Most WordPress security guides end at ‘install Wordfence’. That’s useful but incomplete. A security plugin adds a detection layer – it’s not a hardening layer. The hardening happens before the plugin even runs, at the server and application level, and it’s what separates a site that blocks an attack from one that needs cleaning up after one.

1. Disable XML-RPC if you don’t use it. It’s a legacy API that attackers use for brute-force amplification – one request can try hundreds of password combinations. Add add_filter('xmlrpc_enabled', '__return_false'); to functions.php or block it entirely at the server level.

2. Enforce strong passwords and 2FA for all administrators. Brute force is the most common attack vector against WordPress. miniOrange, WP 2FA or Wordfence’s built-in 2FA work well. Require it for editor roles and above.

3. Limit login attempts. Three failed logins should trigger a temporary IP block. Fail2Ban at the server level is more effective than a plugin – it blocks the IP before WordPress even loads.

4. Move wp-config.php above the webroot. WordPress looks for it one directory up automatically.
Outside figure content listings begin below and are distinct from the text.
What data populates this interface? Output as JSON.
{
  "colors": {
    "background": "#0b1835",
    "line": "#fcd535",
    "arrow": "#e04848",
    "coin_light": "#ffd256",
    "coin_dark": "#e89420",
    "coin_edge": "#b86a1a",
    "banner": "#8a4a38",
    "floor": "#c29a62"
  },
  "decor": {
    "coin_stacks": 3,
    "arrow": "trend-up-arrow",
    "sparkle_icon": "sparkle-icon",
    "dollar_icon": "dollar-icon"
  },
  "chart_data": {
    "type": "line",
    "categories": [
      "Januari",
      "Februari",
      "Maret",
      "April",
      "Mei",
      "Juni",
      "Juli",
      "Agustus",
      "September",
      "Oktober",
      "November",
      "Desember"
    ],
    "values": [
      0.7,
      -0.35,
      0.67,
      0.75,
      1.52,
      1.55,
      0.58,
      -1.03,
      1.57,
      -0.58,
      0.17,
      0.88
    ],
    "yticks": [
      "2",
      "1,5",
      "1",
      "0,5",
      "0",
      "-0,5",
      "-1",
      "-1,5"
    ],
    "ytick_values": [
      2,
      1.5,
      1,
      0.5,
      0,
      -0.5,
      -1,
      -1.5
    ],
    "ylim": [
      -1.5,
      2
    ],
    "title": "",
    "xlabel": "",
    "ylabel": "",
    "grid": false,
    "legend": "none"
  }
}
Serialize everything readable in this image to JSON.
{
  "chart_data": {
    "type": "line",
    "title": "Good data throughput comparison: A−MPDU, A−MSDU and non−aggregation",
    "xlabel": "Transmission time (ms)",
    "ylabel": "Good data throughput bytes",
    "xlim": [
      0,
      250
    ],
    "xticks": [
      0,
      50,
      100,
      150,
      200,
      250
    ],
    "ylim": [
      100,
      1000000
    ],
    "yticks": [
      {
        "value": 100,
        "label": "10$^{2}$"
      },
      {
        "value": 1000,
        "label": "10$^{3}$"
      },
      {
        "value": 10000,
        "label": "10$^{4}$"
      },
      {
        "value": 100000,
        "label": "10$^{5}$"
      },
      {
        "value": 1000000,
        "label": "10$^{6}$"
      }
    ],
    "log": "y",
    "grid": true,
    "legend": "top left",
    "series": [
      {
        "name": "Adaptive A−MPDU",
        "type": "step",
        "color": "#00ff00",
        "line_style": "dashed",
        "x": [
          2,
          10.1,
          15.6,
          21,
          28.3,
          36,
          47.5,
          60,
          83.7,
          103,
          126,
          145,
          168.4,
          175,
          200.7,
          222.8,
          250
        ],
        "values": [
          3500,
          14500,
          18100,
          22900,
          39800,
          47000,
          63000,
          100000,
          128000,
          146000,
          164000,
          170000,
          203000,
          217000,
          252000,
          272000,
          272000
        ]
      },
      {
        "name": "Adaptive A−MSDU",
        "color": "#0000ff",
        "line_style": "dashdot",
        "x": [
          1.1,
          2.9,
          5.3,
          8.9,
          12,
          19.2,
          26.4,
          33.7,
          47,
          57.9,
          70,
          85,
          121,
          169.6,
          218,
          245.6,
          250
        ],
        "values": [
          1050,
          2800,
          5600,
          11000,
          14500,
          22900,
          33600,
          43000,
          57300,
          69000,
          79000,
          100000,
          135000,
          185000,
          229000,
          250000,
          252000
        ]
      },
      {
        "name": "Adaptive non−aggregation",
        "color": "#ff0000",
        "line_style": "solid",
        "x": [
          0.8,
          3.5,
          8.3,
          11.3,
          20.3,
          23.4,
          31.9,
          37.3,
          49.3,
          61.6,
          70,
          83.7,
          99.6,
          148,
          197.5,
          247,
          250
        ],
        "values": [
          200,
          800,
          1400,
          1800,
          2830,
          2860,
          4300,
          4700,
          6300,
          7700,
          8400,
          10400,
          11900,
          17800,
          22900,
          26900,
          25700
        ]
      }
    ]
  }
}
An attacker who exploits a path traversal vulnerability can’t reach it.

5. Set correct file permissions. Directories at 755, files at 644, wp-config.php at 600. Never 777 on anything – that grants world-write access and is a malware foothold waiting to happen.

6. Use a Web Application Firewall (WAF). Cloudflare’s free plan blocks the most common exploit patterns before they hit your server. Combined with a plugin-level firewall, you have two layers. One attacker, two walls.

7. Keep PHP current. PHP 7.4 and below are end-of-life and no longer receive security patches. Running PHP 8.2+ improves both security and performance. Test in staging first – some older plugins don’t support PHP 8 yet.

8. Disable the file editor in wp-admin. Add define('DISALLOW_FILE_EDIT', true); to wp-config.php. If an attacker gains admin access, this stops them from inserting malicious code directly through the dashboard.

9. Monitor for file changes. A hash-based file integrity monitor alerts you when core WordPress files change unexpectedly – a reliable indicator of compromise. Wordfence and iThemes Security both offer this. Configure alerts to go to an email you actually check.

10. Run regular malware scans – not just on demand. Daily automated scans with alerts beat manual quarterly checks. Malware often sits dormant for weeks before activating. The sooner you catch it, the simpler the cleanup.